Polemik terkait ijazah Presiden Joko Widodo (Jokowi) kembali mencuat. Pakar digital forensik, Rismon Sianipar, mengungkapkan sejumlah temuan yang menurutnya menimbulkan pertanyaan. Ia mengarahkan perhatian pada detail registrasi Jokowi di UGM yang ditampilkan dalam jumpa pers Bareskrim Polri.
Rismon mempertanyakan pilihan Jokowi pada formulir registrasi semester 1 tahun 1981/1982. Jokowi memilih “Sarjana Muda” sebagai pilihan kedua, setelah “Diploma”, sebelum “Sarjana” dan “Profesi”. Pertanyaan kunci Rismon: bagaimana Jokowi kemudian memperoleh gelar Ir. (Insinyur) jika ia memilih program Sarjana Muda?
Ia meragukan apakah program Sarjana Muda di Fakultas Kehutanan UGM kala itu memberikan gelar Ir. Hal ini diperkuat oleh temuan lain, yaitu transkrip nilai Jokowi yang menunjukkan total SKS (Satuan Kredit Semester) yang lebih rendah dari standar kelulusan sarjana UGM. Transkrip tersebut, menurut Rismon, menunjukkan total SKS sebesar 122 SKS, sementara standar UGM untuk gelar sarjana adalah 144 SKS.
Analisis Rismon Sianipar terhadap Data Ijazah Jokowi
Rismon mengungkapkan analisisnya melalui unggahan di akun media sosial X dan kanal YouTube Balige Academy. Ia menayangkan tangkapan layar yang diperlihatkan dalam jumpa pers Bareskrim Polri. Ia menekankan pentingnya transparansi dan akuntabilitas, terutama bagi seorang pejabat publik setinggi Presiden.
Menurutnya, perbedaan jumlah SKS yang signifikan menimbulkan keraguan akan keabsahan gelar Jokowi. Ia mempertanyakan bagaimana seseorang dapat memperoleh gelar sarjana dengan jumlah SKS yang kurang dari standar kelulusan. Hal ini menjadi poin penting dalam analisisnya.
Perbandingan dengan Lulusan Lain
Rismon juga membandingkan jumlah SKS Jokowi dengan jumlah SKS yang umumnya ditempuh oleh lulusan UGM angkatan yang sama. Ia menyebutkan bahwa teman-teman seangkatan Jokowi umumnya memiliki total SKS antara 158-160 SKS. Perbedaan ini semakin memperkuat argumennya.
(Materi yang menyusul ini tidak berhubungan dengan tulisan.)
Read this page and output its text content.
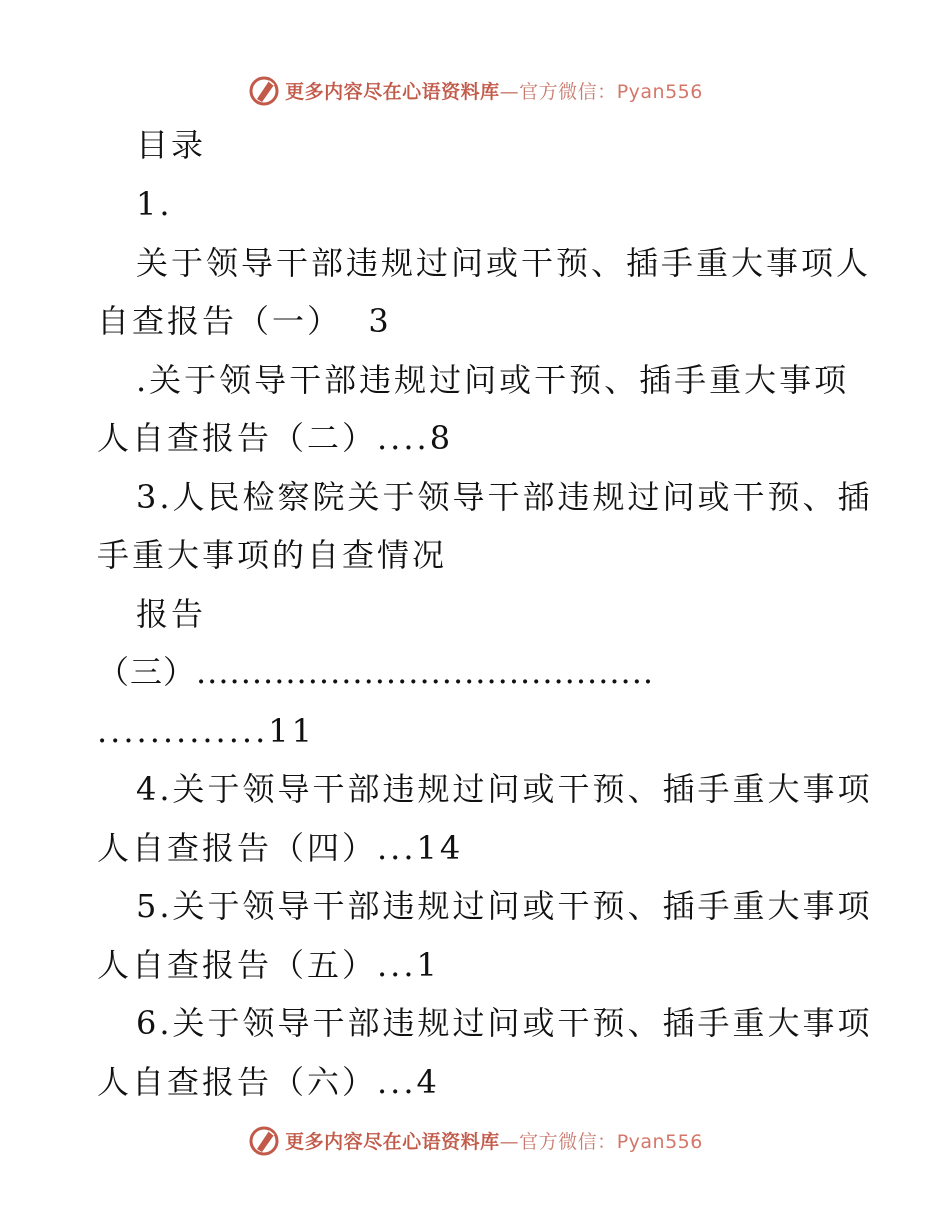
更多内容尽在心语资料库—官方微信：Pyan556
目录
1.
关于领导干部违规过问或干预、插手重大事项人
自查报告（一）  3
.关于领导干部违规过问或干预、插手重大事项
人自查报告（二）....8
3.人民检察院关于领导干部违规过问或干预、插
手重大事项的自查情况
报告
（三）.........................................
.............11
4.关于领导干部违规过问或干预、插手重大事项
人自查报告（四）...14
5.关于领导干部违规过问或干预、插手重大事项
人自查报告（五）...1
6.关于领导干部违规过问或干预、插手重大事项
人自查报告（六）...4
更多内容尽在心语资料库—官方微信：Pyan556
Ia menegaskan bahwa analisisnya berdasarkan data yang ditampilkan secara publik oleh Bareskrim Polri. Rismon berharap agar semua pihak dapat menelaah temuan ini secara objektif dan transparan demi menjaga integritas dan kepercayaan publik.
Tanggapan Pihak Kepolisian dan Jokowi
Brigjen Pol Djuhandani Raharjo, Direktur Tindak Pidana Umum Bareskrim Polri, menyatakan bahwa ijazah Jokowi telah diverifikasi dan identik dengan ijazah lulusan Fakultas Kehutanan UGM, berdasarkan perbandingan dengan tiga ijazah lulusan lain dari angkatan 1983-1988.
Presiden Jokowi sendiri menanggapi tudingan tersebut dengan meminta pihak yang meragukan ijazahnya untuk membuktikan klaim mereka. Ia menegaskan kembali bahwa dirinya merupakan lulusan UGM, sebuah pernyataan yang juga didukung oleh Rektor dan Dekan UGM.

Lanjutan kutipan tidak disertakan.